Methods: Pre-treatment magnetic resonance imaging scans from 65 hepatocellular carcinoma patients were analyzed. Radiomic features were extracted from axial T1-weighted and T2-weighted sequences using a standardized workflow involving image preprocessing, segmentation, and feature extraction. Multivariate logistic regression models combining radiomic and clinical features were developed to predict treatment outcomes. The performance of the models was evaluated using the area under the curve metric.
Results: The study included 65 patients with a median age of 64 years; 44.6% showed a complete response, while 55.4% showed a non-complete response.
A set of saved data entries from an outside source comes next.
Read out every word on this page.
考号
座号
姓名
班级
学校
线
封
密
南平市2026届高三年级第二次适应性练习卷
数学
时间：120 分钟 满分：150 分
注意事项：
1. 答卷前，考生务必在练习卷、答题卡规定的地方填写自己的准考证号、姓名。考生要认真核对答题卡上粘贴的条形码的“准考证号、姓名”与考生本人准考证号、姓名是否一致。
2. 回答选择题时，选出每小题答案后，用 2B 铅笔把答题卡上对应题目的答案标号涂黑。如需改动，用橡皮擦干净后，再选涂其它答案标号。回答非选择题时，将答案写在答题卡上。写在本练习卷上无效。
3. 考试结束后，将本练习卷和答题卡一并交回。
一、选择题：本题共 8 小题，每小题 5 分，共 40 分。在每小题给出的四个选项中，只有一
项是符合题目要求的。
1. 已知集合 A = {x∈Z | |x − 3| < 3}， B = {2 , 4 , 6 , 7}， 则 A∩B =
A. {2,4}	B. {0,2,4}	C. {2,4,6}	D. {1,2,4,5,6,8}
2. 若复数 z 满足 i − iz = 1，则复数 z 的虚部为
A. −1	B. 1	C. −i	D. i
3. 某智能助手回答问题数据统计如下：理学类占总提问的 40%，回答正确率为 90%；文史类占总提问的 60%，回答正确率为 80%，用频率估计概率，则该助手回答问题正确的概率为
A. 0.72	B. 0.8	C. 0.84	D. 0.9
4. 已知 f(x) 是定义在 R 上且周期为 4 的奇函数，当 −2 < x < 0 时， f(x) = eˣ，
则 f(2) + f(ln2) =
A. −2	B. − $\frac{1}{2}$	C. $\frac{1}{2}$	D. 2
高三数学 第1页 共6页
The median radiomics score in the T1-weighted portal phase was -0.49 for non-complete responders and -0.07 for complete responders (p<0.001). In the T2-weighted sequence, the median radiomics score was -0.76 for non-complete responders and 1.1 for complete responders (p<0.001). Tumor size ≥5 cm was a significant predictor of non-complete response in univariate analysis (p=0.027) but not in multivariate analysis after adding radiomics scores. The area under the curve for the radiomics signature in predicting non-complete response was 0.754 for T1-weighted and 0.850 for T2-weighted sequences.
Conclusion: Magnetic resonance imaging-based radiomics enhances the prediction of treatment responses in hepatocellular carcinoma patients undergoing transarterial radioembolization. Integrating radiomic features with clinical parameters significantly improves predictive accuracy.